The decisions that shaped what shipped
What we saw
Agents weren't asking for "nicer text." They were trying to answer 5 questions fast: what happened, what was tried, what changed, what's in attachments, what's next.
What we chose
A structured, scannable summary that still carries enough context to reduce manual searching. Depth calibrated to the questions agents actually ask at handoff.
If the summary forces verification, it adds work. Depth is not a preference, it's a trust threshold.
What we saw
When agents couldn't immediately find the output, they assumed the feature failed and re-clicked. Not because the model was slow. Because the UI gave no signal.
What we chose
Treat discoverability as a requirement. Place the summary close to where decisions happen and make its presence obvious when new data arrives.
In real support work, "out of sight" becomes "not reliable," even if the model output is fine.
What we saw
Agents naturally tried again when something felt missing, especially during handoff and near closure.

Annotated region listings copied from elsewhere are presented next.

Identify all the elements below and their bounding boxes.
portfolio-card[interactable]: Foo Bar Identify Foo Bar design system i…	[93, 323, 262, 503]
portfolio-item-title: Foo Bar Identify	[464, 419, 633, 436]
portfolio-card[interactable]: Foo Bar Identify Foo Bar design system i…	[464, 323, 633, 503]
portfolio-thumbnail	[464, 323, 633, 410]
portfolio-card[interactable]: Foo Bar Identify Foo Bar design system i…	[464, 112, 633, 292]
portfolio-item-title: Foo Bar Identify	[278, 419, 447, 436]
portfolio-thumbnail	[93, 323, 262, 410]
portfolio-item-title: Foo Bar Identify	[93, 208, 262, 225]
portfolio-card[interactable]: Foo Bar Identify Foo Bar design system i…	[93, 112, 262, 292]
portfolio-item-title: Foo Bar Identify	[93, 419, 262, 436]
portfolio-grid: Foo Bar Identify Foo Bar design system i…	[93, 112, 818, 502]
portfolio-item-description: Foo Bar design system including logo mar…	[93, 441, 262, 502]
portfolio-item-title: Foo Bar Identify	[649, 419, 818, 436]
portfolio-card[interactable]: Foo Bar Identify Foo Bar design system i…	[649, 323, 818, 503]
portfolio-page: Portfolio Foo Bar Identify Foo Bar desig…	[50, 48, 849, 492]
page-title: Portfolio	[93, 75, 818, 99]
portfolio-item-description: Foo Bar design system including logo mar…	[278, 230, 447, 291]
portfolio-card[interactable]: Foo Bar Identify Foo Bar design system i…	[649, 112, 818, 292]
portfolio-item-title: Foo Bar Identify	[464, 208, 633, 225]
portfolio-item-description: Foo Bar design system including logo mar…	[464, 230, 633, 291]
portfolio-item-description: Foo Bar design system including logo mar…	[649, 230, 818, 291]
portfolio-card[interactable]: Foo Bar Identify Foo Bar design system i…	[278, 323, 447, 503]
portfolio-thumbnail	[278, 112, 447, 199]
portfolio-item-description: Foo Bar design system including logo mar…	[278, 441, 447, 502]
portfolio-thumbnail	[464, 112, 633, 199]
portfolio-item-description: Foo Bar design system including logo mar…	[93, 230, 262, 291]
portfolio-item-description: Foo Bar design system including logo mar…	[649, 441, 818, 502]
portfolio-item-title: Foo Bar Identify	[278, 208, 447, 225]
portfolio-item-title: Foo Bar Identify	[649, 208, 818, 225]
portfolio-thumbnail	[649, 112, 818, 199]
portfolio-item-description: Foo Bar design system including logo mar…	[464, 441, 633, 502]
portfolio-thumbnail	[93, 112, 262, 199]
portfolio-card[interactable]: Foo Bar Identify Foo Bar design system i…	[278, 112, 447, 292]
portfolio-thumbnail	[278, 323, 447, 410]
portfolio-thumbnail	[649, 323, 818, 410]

That behavior is feedback, not misuse.
What we chose
Support refresh, but remove uncertainty with strong "new data" signals and visible "what changed" so agents know exactly what the regeneration captured.
A summary that quietly updates creates doubt. A refresh model without clarity creates thrash.
What we saw
Agents want to correct wording, fill gaps, and reuse content in work notes. But teams need clarity on what is AI and what is human when that content enters the record.
What we chose
Allow human correction with explicit attribution when reused, so the system stays trustworthy without blocking efficiency.
This is the decision that determines whether AI stays a "reference card" or becomes workflow-native documentation support.